Department of Life Sciences, University of Bath, Claverton Down, Bath BA2 7AY, UK.
Biomolecules. 2024 Mar 2;14(3):299. doi: 10.3390/biom14030299.
α-Methylacyl-CoA racemase in (MCR) has an essential role in fatty acid metabolism and cholesterol utilization, contributing to the bacterium's survival and persistence. Understanding the enzymatic activity and structural features of MCR provides insights into its physiological and pathological significance and potential as a therapeutic target. Here, we report high-resolution crystal structures for wild-type MCR in a new crystal form (at 1.65 Å resolution) and for three active-site mutants, H126A, D156A and E241A, at 2.45, 1.64 and 1.85 Å resolutions, respectively. Our analysis of the new wild-type structure revealed a similar dimeric arrangement of MCR molecules to that previously reported and details of the catalytic site. The determination of the structures of these H126A, D156A and E241A mutants, along with their detailed kinetic analysis, has now allowed for a rigorous assessment of their catalytic properties. No significant change outside the enzymatic active site was observed in the three mutants, establishing that the diminution of catalytic activity is mainly attributable to disruption of the catalytic apparatus involving key hydrogen bonding and water-mediated interactions. The wild-type structure, together with detailed mutational and biochemical data, provide a basis for understanding the catalytic properties of this enzyme, which is important for the design of future anti-tuberculosis drug molecules.

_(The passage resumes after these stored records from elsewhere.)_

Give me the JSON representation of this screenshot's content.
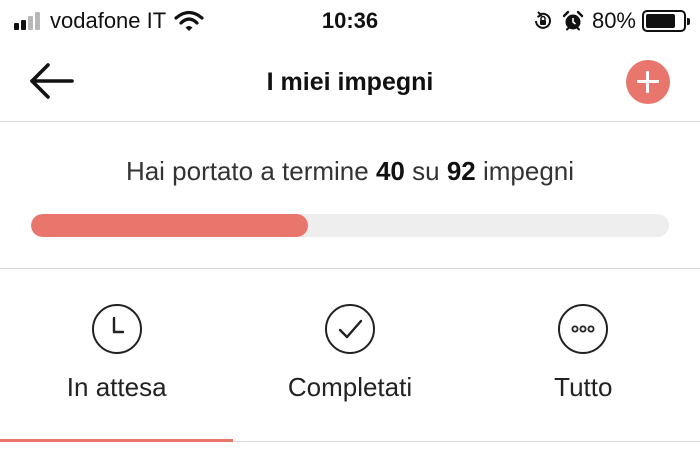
{
  "status_bar": {
    "carrier": "vodafone IT",
    "time": "10:36",
    "battery_percent": "80%",
    "battery_level": 0.8,
    "signal_bars_active": 2,
    "signal_bars_total": 4,
    "icons": [
      "signal-icon",
      "wifi-icon",
      "rotation-lock-icon",
      "alarm-icon",
      "battery-icon"
    ]
  },
  "header": {
    "title": "I miei impegni",
    "back_icon": "arrow-left-icon",
    "add_icon": "plus-icon"
  },
  "progress": {
    "text_prefix": "Hai portato a termine",
    "completed": "40",
    "text_middle": "su",
    "total": "92",
    "text_suffix": "impegni",
    "completed_value": 40,
    "total_value": 92
  },
  "tabs": [
    {
      "label": "In attesa",
      "icon": "clock-icon",
      "active": true
    },
    {
      "label": "Completati",
      "icon": "checkmark-icon",
      "active": false
    },
    {
      "label": "Tutto",
      "icon": "more-dots-icon",
      "active": false
    }
  ],
  "colors": {
    "accent": "#e8766c",
    "track": "#eeeeee",
    "divider": "#d9d9d9",
    "text": "#222222"
  }
}
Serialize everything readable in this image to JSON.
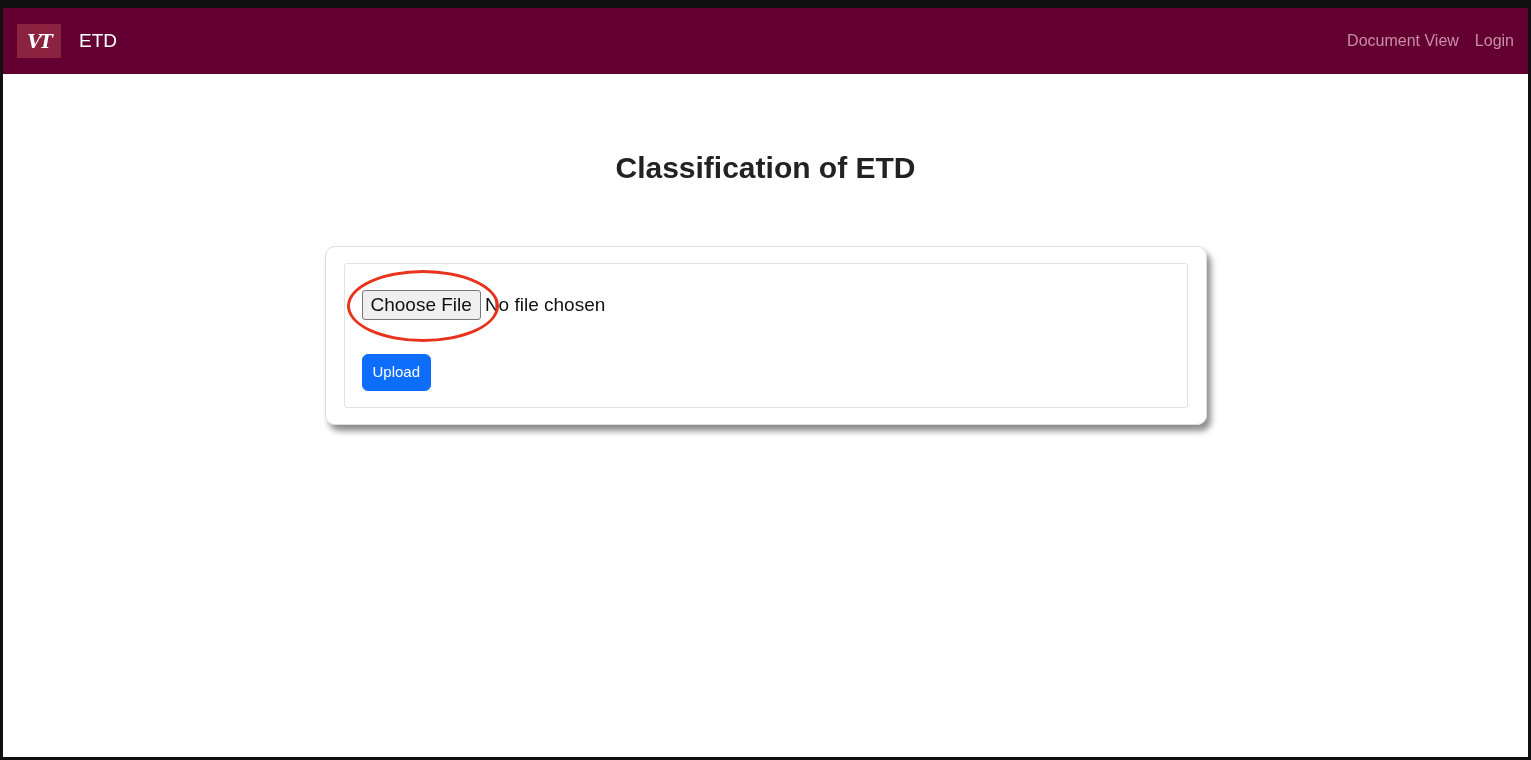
{
  "navbar": {
    "logo": "VT",
    "brand": "ETD",
    "links": [
      {
        "label": "Document View"
      },
      {
        "label": "Login"
      }
    ]
  },
  "title": "Classification of ETD",
  "upload_form": {
    "file_button": "Choose File",
    "file_status": "No file chosen",
    "submit": "Upload",
    "file_button_circled": true
  }
}
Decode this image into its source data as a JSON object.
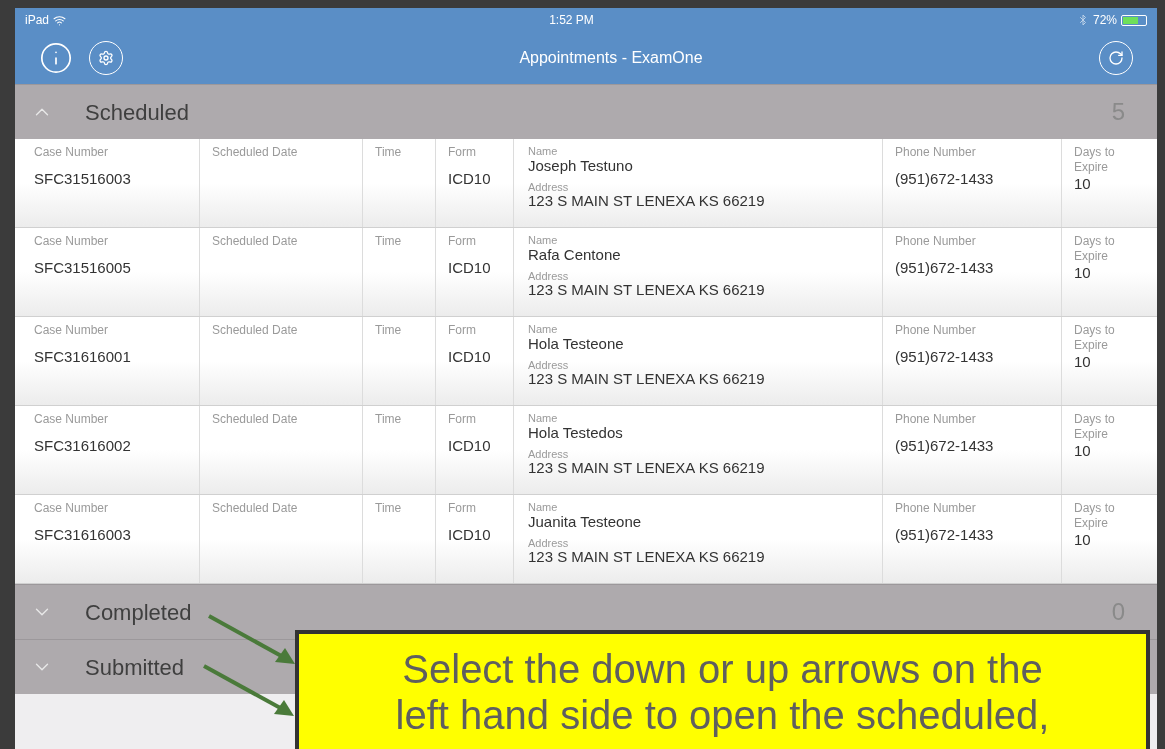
{
  "status_bar": {
    "device": "iPad",
    "time": "1:52 PM",
    "battery": "72%"
  },
  "header": {
    "title": "Appointments - ExamOne"
  },
  "sections": [
    {
      "title": "Scheduled",
      "expanded": true,
      "count": "5",
      "rows": [
        {
          "cells": [
            {
              "label": "Case Number",
              "value": "SFC31516003"
            },
            {
              "label": "Scheduled Date"
            },
            {
              "label": "Time"
            },
            {
              "label": "Form",
              "value": "ICD10"
            },
            {
              "kind": "name",
              "label": "Name",
              "value": "Joseph Testuno",
              "address_label": "Address",
              "address": "123 S MAIN ST LENEXA KS 66219"
            },
            {
              "label": "Phone Number",
              "value": "(951)672-1433"
            },
            {
              "label": "Days to Expire",
              "value": "10"
            }
          ]
        },
        {
          "cells": [
            {
              "label": "Case Number",
              "value": "SFC31516005"
            },
            {
              "label": "Scheduled Date"
            },
            {
              "label": "Time"
            },
            {
              "label": "Form",
              "value": "ICD10"
            },
            {
              "kind": "name",
              "label": "Name",
              "value": "Rafa Centone",
              "address_label": "Address",
              "address": "123 S MAIN ST LENEXA KS 66219"
            },
            {
              "label": "Phone Number",
              "value": "(951)672-1433"
            },
            {
              "label": "Days to Expire",
              "value": "10"
            }
          ]
        },
        {
          "cells": [
            {
              "label": "Case Number",
              "value": "SFC31616001"
            },
            {
              "label": "Scheduled Date"
            },
            {
              "label": "Time"
            },
            {
              "label": "Form",
              "value": "ICD10"
            },
            {
              "kind": "name",
              "label": "Name",
              "value": "Hola Testeone",
              "address_label": "Address",
              "address": "123 S MAIN ST LENEXA KS 66219"
            },
            {
              "label": "Phone Number",
              "value": "(951)672-1433"
            },
            {
              "label": "Days to Expire",
              "value": "10"
            }
          ]
        },
        {
          "cells": [
            {
              "label": "Case Number",
              "value": "SFC31616002"
            },
            {
              "label": "Scheduled Date"
            },
            {
              "label": "Time"
            },
            {
              "label": "Form",
              "value": "ICD10"
            },
            {
              "kind": "name",
              "label": "Name",
              "value": "Hola Testedos",
              "address_label": "Address",
              "address": "123 S MAIN ST LENEXA KS 66219"
            },
            {
              "label": "Phone Number",
              "value": "(951)672-1433"
            },
            {
              "label": "Days to Expire",
              "value": "10"
            }
          ]
        },
        {
          "cells": [
            {
              "label": "Case Number",
              "value": "SFC31616003"
            },
            {
              "label": "Scheduled Date"
            },
            {
              "label": "Time"
            },
            {
              "label": "Form",
              "value": "ICD10"
            },
            {
              "kind": "name",
              "label": "Name",
              "value": "Juanita Testeone",
              "address_label": "Address",
              "address": "123 S MAIN ST LENEXA KS 66219"
            },
            {
              "label": "Phone Number",
              "value": "(951)672-1433"
            },
            {
              "label": "Days to Expire",
              "value": "10"
            }
          ]
        }
      ]
    },
    {
      "title": "Completed",
      "expanded": false,
      "count": "0"
    },
    {
      "title": "Submitted",
      "expanded": false
    }
  ],
  "callout": {
    "lines": [
      "Select the down or up arrows on the",
      "left hand side to open the scheduled,"
    ]
  }
}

α-甲基酰基辅酶 A 消旋酶(MCR)在脂肪酸代谢和胆固醇利用中发挥着重要作用,有助于细菌的生存和持续存在。了解 MCR 的酶学活性和结构特征,有助于深入了解其生理和病理意义及其作为治疗靶点的潜力。在这里,我们报道了野生型 MCR 在一种新晶体形式下的高分辨率晶体结构(分辨率为 1.65Å)以及三个活性位点突变体 H126A、D156A 和 E241A 的晶体结构,分辨率分别为 2.45Å、1.64Å 和 1.85Å。我们对新的野生型结构的分析揭示了 MCR 分子的类似二聚体排列,以及催化位点的细节。这些 H126A、D156A 和 E241A 突变体的结构测定及其详细的动力学分析,现在可以对其催化特性进行严格评估。在三个突变体中,在酶活性位点之外没有观察到明显的变化,这表明催化活性的降低主要归因于涉及关键氢键和水介导相互作用的催化装置的破坏。野生型结构以及详细的突变和生化数据为理解该酶的催化特性提供了基础,这对于设计未来的抗结核药物分子至关重要。